Ronnie Lee Price v. State

CourtCourt of Appeals of Texas
DecidedJuly 6, 2007
Docket01-06-00647-CR
StatusPublished

This text of Ronnie Lee Price v. State (Ronnie Lee Price v. State) is published on Counsel Stack Legal Research, covering Court of Appeals of Texas primary law. Counsel Stack provides free access to over 12 million legal documents including statutes, case law, regulations, and constitutions.

Bluebook
Ronnie Lee Price v. State, (Tex. Ct.
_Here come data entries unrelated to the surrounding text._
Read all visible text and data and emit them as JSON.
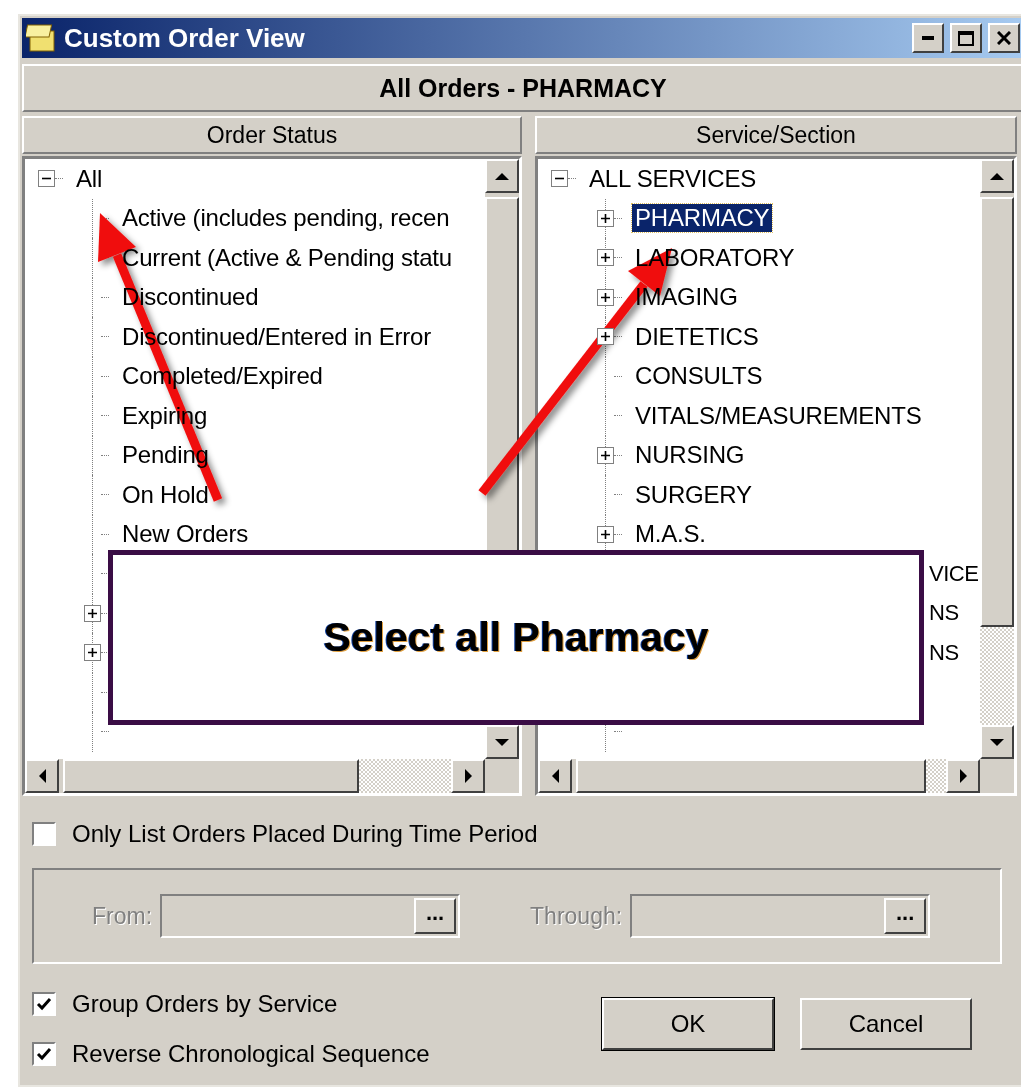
{
  "window": {
    "title": "Custom Order View"
  },
  "header": "All Orders - PHARMACY",
  "order_status": {
    "heading": "Order Status",
    "tree": [
      {
        "kind": "node",
        "label": "All",
        "expanded": true,
        "selected": false,
        "children": [
          {
            "kind": "node",
            "label": "Active (includes pending, recen",
            "selected": false
          },
          {
            "kind": "node",
            "label": "Current (Active & Pending statu",
            "selected": false
          },
          {
            "kind": "node",
            "label": "Discontinued",
            "selected": false
          },
          {
            "kind": "node",
            "label": "Discontinued/Entered in Error",
            "selected": false
          },
          {
            "kind": "node",
            "label": "Completed/Expired",
            "selected": false
          },
          {
            "kind": "node",
            "label": "Expiring",
            "selected": false
          },
          {
            "kind": "node",
            "label": "Pending",
            "selected": false
          },
          {
            "kind": "node",
            "label": "On Hold",
            "selected": false
          },
          {
            "kind": "node",
            "label": "New Orders",
            "selected": false
          },
          {
            "kind": "node"
          },
          {
            "kind": "node",
            "expanded": false
          },
          {
            "kind": "node",
            "expanded": false
          },
          {
            "kind": "node"
          },
          {
            "kind": "node"
          }
        ]
      }
    ]
  },
  "service_section": {
    "heading": "Service/Section",
    "tree": [
      {
        "kind": "node",
        "label": "ALL SERVICES",
        "expanded": true,
        "selected": false,
        "children": [
          {
            "kind": "node",
            "label": "PHARMACY",
            "expanded": false,
            "selected": true
          },
          {
            "kind": "node",
            "label": "LABORATORY",
            "expanded": false,
            "selected": false
          },
          {
            "kind": "node",
            "label": "IMAGING",
            "expanded": false,
            "selected": false
          },
          {
            "kind": "node",
            "label": "DIETETICS",
            "expanded": false,
            "selected": false
          },
          {
            "kind": "node",
            "label": "CONSULTS",
            "selected": false
          },
          {
            "kind": "node",
            "label": "VITALS/MEASUREMENTS",
            "selected": false
          },
          {
            "kind": "node",
            "label": "NURSING",
            "expanded": false,
            "selected": false
          },
          {
            "kind": "node",
            "label": "SURGERY",
            "selected": false
          },
          {
            "kind": "node",
            "label": "M.A.S.",
            "expanded": false,
            "selected": false
          },
          {
            "kind": "fragment",
            "label": "VICE",
            "selected": false
          },
          {
            "kind": "fragment",
            "label": "NS",
            "selected": false
          },
          {
            "kind": "fragment",
            "label": "NS",
            "selected": false
          },
          {
            "kind": "node"
          },
          {
            "kind": "node"
          }
        ]
      }
    ]
  },
  "time_period": {
    "label": "Only List Orders Placed During Time Period",
    "checked": false
  },
  "range": {
    "disabled": true,
    "fields": [
      {
        "label": "From:",
        "button": "..."
      },
      {
        "label": "Through:",
        "button": "..."
      }
    ]
  },
  "options": [
    {
      "label": "Group Orders by Service",
      "checked": true
    },
    {
      "label": "Reverse Chronological Sequence",
      "checked": true
    }
  ],
  "buttons": [
    "OK",
    "Cancel"
  ],
  "callout": {
    "text": "Select all Pharmacy"
  }
}
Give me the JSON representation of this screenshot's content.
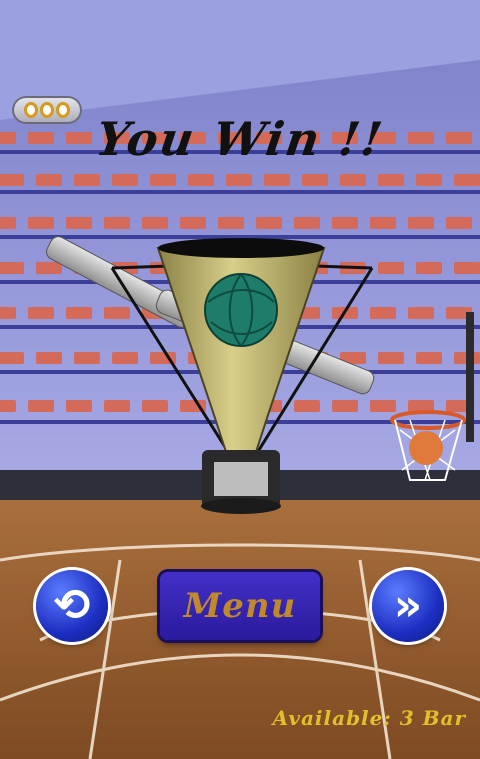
{
  "screen": {
    "title": "You Win !!",
    "hud": {
      "icon": "rings-counter-icon"
    },
    "buttons": {
      "replay": {
        "icon": "replay-icon",
        "glyph": "⟲"
      },
      "menu": {
        "label": "Menu"
      },
      "next": {
        "icon": "fast-forward-icon",
        "glyph": "»"
      }
    },
    "status": "Available: 3 Bar"
  },
  "colors": {
    "accent_blue": "#2435c8",
    "menu_text": "#c08a2a",
    "status_text": "#e1c02a",
    "trophy_gold": "#b3a85b"
  }
}
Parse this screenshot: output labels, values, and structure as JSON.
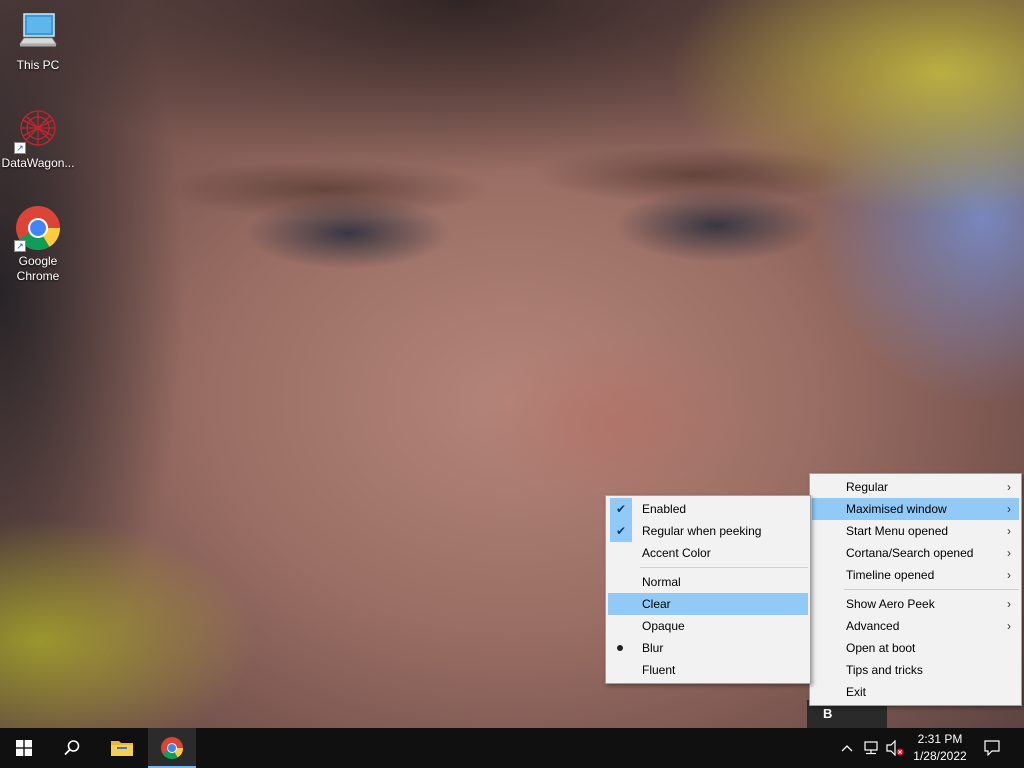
{
  "desktop": {
    "icons": [
      {
        "label": "This PC",
        "icon": "this-pc-icon"
      },
      {
        "label": "DataWagon...",
        "icon": "datawagon-icon"
      },
      {
        "label": "Google Chrome",
        "icon": "chrome-icon"
      }
    ]
  },
  "mode_menu": {
    "items": [
      {
        "label": "Enabled",
        "checked": true
      },
      {
        "label": "Regular when peeking",
        "checked": true
      },
      {
        "label": "Accent Color",
        "checked": false
      },
      {
        "label": "Normal"
      },
      {
        "label": "Clear",
        "highlighted": true
      },
      {
        "label": "Opaque"
      },
      {
        "label": "Blur",
        "selected": true
      },
      {
        "label": "Fluent"
      }
    ]
  },
  "main_menu": {
    "items": [
      {
        "label": "Regular",
        "submenu": true
      },
      {
        "label": "Maximised window",
        "submenu": true,
        "highlighted": true
      },
      {
        "label": "Start Menu opened",
        "submenu": true
      },
      {
        "label": "Cortana/Search opened",
        "submenu": true
      },
      {
        "label": "Timeline opened",
        "submenu": true
      },
      {
        "label": "Show Aero Peek",
        "submenu": true
      },
      {
        "label": "Advanced",
        "submenu": true
      },
      {
        "label": "Open at boot"
      },
      {
        "label": "Tips and tricks"
      },
      {
        "label": "Exit"
      }
    ]
  },
  "taskbar": {
    "buttons": [
      "start-icon",
      "search-icon",
      "file-explorer-icon",
      "chrome-icon"
    ],
    "tray_overflow_glyph": "^",
    "tray_app_glyph": "B",
    "clock": {
      "time": "2:31 PM",
      "date": "1/28/2022"
    }
  },
  "colors": {
    "menu_background": "#f2f2f2",
    "menu_highlight": "#91c9f7",
    "taskbar": "#101010",
    "chrome_active_indicator": "#76b9ed"
  }
}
App. 2007).

Opinion

Opinion issued July 6, 2007

Opinion issued July 6, 2007



In The

Court of Appeals

For The

First District of Texas


NO. 01-06-00647-CR

        01-06-00648-CR


RONNIE LEE PRICE, Appellant

V.

THE STATE OF TEXAS, Appellee


On Appeal from the 209th District Court

Harris County, Texas

Trial Court Cause Nos. 1024367 & 1052195


O P I N I O N

          Ronnie Lee Price (“Price”) appeals his conviction for capital murder under section 19.03(a)(2) of the Texas Penal Code, for which the State did not seek the death penalty.  Price, who received an automatic life sentence, claims that the indictment was inadequate to charge him with capital murder and protests the admission of evidence of a protective order that his estranged wife had obtained to keep him away from her home.  Finding no error, we affirm.

Background

Price and Sharon Wilkins Price (“Sharon”) separated in about November 2004 after approximately eleven years of marriage.  Sharon remained in the home, which she held in her name.  In January 2005, she secured a protective order against Price.  The protective order contains a finding that Price “has committed family violence,” and prohibited Price from:

a)     Committing family violence against SHARON PRICE, RONNELL PRICE and KEVIN WILKINS.

b)    Communicating directly with SHARON PRICE, RONNELL PRICE and KEVIN WILKINS in a threatening or harassing manner. 

c)     Communicating a threat through any person to SHARON PRICE, RONNELL PRICE and KEVIN WILKINS.

d)    Going to or near the residence or place of employment or business of SHARON PRICE, RONNELL PRICE and KEVIN WILKINS, specifically . . . from coming with[in] 150 feet of [Sharon Price’s] place of residence . . . or [] employment.

e)     Possessing a firearm . . . .

f)      Engaging in conduct directed specifically toward SHARON PRICE, RONNELL PRICE and KEVIN WILKINS, including following SHARON PRICE, RONNELL PRICE and KEVIN WILKINS, that is likely to harass, annoy, alarm, abuse, torment, or embarrass SHARON PRICE, RONNELL PRICE and KEVIN WILKINS. 

g)     Going to or near the child care facility or school of RONNELL PRICE and KEVIN WILKINS . . . .

Sharon filed for divorce February 2005. 

Late in the evening of April 21, 2005, Sharon’s electricity went out.  She called her cousin, Clyde Ball, who lived about a block away, to find out whether the electricity had gone out there.  Ball answered the phone and told Sharon he would head over to check her electricity.  As he walked toward the house, he saw Price, who also lived nearby, walking in the neighborhood.  A short time later, he saw Price again, but this time in his truck.  After Ball had sat outside the door talking with Sharon for a short time, Price approached the door.  He angrily asked Sharon why she had invited Ball to the house at that time of night.

Ball walked away to try to defuse the situation.  After he started on his way home, he heard a lot of banging, “like someone was kicking in something.”

When Ball arrived home, he told Mitzi Ball, his cousin and Sharon’s sister, about the situation at Sharon’s house.  Mitzi changed out of her nightclothes so that she could go to Sharon’s home and find out what was happening. 

Meanwhile, Price and Sharon’s nine-year-old son Ronell, who had been asleep in his room, was awakened by the sound of a gunshot.  Ronell left his room to investigate and found Price walking around and holding Sharon’s gun.  When Ronell asked where his mother was, Price responded, “I think your mother is dead.”  Frightened, Ronell ran back to his room and hid under his desk. 

When Mitzi arrived at Sharon’s home, she called for Sharon from the front entry, noting that a bar had been broken out of the burglar bars over the front door.  Price opened the door and shot Mitzi twice, once in the neck and once in the hand.  She fell in the yard, unable to move.  A short time later, Price returned, kneeled over Mitzi, held the gun to her head and pulled the trigger twice, but the gun did not discharge. 

Price left the scene and called Leo Wilson, with whom he had been living since late January or early February 2005.  Price told Wilson he was in trouble.  Price explained to Wilson that he had gone to Sharon’s home to talk to her, but they had gotten into it and he took the gun from her and shot her and her sister. 

The State charged Price under two indictments, one for the aggravated assault of Mitzi and the other for the capital murder of Sharon.  Before trial, Price excepted to the substance of the capital murder indictment, which the trial court denied.